Metadata-Version: 2.4
Name: lazy-ecs
Version: 0.3.2
Summary: A CLI tool for working with AWS services
Project-URL: Homepage, https://github.com/vertti/lazy-ecs
Project-URL: Repository, https://github.com/vertti/lazy-ecs
Project-URL: Issues, https://github.com/vertti/lazy-ecs/issues
Project-URL: Documentation, https://github.com/vertti/lazy-ecs#readme
Author-email: Janne Sinivirta <janne.sinivirta@gmail.com>
License-File: LICENSE
Keywords: aws,cli,container,devops,docker,ecs,fargate,interactive,terminal,tui
Classifier: Development Status :: 4 - Beta
Classifier: Environment :: Console
Classifier: Intended Audience :: Developers
Classifier: Intended Audience :: System Administrators
Classifier: License :: OSI Approved :: MIT License
Classifier: Operating System :: OS Independent
Classifier: Programming Language :: Python :: 3
Classifier: Programming Language :: Python :: 3.11
Classifier: Programming Language :: Python :: 3.12
Classifier: Programming Language :: Python :: 3.13
Classifier: Topic :: Software Development :: Libraries :: Python Modules
Classifier: Topic :: System :: Systems Administration
Classifier: Topic :: Utilities
Requires-Python: >=3.11
Requires-Dist: boto3==1.40.41
Requires-Dist: questionary==2.1.1
Requires-Dist: rich==14.1.0
Description-Content-Type: text/markdown

# lazy-ecs

A CLI tool for navigating AWS ECS clusters interactively.

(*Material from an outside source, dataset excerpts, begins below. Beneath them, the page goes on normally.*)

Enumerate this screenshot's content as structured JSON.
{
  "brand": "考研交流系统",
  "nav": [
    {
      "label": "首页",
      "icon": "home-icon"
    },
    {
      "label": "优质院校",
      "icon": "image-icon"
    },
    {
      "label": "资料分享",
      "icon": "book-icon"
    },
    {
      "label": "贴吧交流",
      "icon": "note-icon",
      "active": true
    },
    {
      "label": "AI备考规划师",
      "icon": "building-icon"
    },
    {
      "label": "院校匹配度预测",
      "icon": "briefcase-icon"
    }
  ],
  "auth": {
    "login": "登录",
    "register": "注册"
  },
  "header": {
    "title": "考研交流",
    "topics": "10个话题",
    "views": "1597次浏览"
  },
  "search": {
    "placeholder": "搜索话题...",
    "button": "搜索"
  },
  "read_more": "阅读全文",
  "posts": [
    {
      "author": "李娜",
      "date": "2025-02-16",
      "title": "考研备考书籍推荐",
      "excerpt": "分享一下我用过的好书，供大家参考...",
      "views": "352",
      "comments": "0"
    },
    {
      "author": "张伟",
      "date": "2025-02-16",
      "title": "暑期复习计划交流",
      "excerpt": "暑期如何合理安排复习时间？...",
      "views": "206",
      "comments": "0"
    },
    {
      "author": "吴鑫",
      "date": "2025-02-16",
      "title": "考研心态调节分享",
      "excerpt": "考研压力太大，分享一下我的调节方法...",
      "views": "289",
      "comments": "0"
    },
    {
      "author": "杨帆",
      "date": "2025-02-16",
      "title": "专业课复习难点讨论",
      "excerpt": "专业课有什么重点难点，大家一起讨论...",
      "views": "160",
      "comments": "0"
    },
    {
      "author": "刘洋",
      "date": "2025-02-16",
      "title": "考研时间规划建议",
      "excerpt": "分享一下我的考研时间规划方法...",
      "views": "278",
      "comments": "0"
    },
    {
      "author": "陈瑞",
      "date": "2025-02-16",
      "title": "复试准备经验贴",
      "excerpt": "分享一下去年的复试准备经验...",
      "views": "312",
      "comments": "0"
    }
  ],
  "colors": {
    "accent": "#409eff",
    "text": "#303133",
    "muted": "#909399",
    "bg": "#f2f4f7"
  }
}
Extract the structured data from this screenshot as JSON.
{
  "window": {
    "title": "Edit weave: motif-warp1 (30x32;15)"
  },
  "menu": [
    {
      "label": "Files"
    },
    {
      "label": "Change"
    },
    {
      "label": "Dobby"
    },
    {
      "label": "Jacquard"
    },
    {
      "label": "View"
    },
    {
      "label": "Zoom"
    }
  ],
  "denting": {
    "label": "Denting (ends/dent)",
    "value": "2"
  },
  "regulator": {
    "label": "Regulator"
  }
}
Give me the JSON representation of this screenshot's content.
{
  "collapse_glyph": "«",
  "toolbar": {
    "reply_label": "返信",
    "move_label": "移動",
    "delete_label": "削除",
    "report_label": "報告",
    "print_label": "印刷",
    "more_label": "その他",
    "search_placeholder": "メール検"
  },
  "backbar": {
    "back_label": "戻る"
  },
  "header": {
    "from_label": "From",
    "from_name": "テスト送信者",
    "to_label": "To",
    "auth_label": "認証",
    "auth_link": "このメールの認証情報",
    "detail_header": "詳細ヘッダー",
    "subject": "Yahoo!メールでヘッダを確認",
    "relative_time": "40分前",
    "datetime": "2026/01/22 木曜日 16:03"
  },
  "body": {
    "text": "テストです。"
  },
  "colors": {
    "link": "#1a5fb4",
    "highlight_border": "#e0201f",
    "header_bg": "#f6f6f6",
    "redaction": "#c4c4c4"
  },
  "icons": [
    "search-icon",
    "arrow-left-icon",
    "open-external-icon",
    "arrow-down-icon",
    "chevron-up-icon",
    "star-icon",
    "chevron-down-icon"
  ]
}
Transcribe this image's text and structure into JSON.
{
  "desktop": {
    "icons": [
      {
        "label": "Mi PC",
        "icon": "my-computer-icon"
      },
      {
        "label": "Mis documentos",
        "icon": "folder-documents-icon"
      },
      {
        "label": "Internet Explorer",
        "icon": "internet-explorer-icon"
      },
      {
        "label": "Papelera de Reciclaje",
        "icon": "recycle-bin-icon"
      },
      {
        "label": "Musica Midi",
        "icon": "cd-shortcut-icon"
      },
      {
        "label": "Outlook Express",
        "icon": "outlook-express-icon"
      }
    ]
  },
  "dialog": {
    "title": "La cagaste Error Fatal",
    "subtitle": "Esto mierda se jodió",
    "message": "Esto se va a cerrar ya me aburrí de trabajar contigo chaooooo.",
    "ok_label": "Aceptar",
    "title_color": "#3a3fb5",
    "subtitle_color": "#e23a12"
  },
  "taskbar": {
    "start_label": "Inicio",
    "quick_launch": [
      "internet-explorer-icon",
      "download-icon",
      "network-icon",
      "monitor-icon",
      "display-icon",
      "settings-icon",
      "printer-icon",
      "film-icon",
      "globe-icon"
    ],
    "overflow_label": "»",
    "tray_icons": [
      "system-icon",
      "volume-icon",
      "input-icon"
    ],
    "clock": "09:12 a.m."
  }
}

![lazy-ecs demo](images/lazy-ecs-demo.jpg)

## Why I Built This

When running services in ECS, I constantly needed to check:

- What exactly is running where?
- Is my service healthy?
- What parameters or environment variables got applied?
- What do the latest logs show - did the container start as expected?

The AWS ECS web console is confusing to navigate, with multiple clicks through different screens just to get basic information. The AWS CLI is powerful but verbose and requires memorizing complex commands.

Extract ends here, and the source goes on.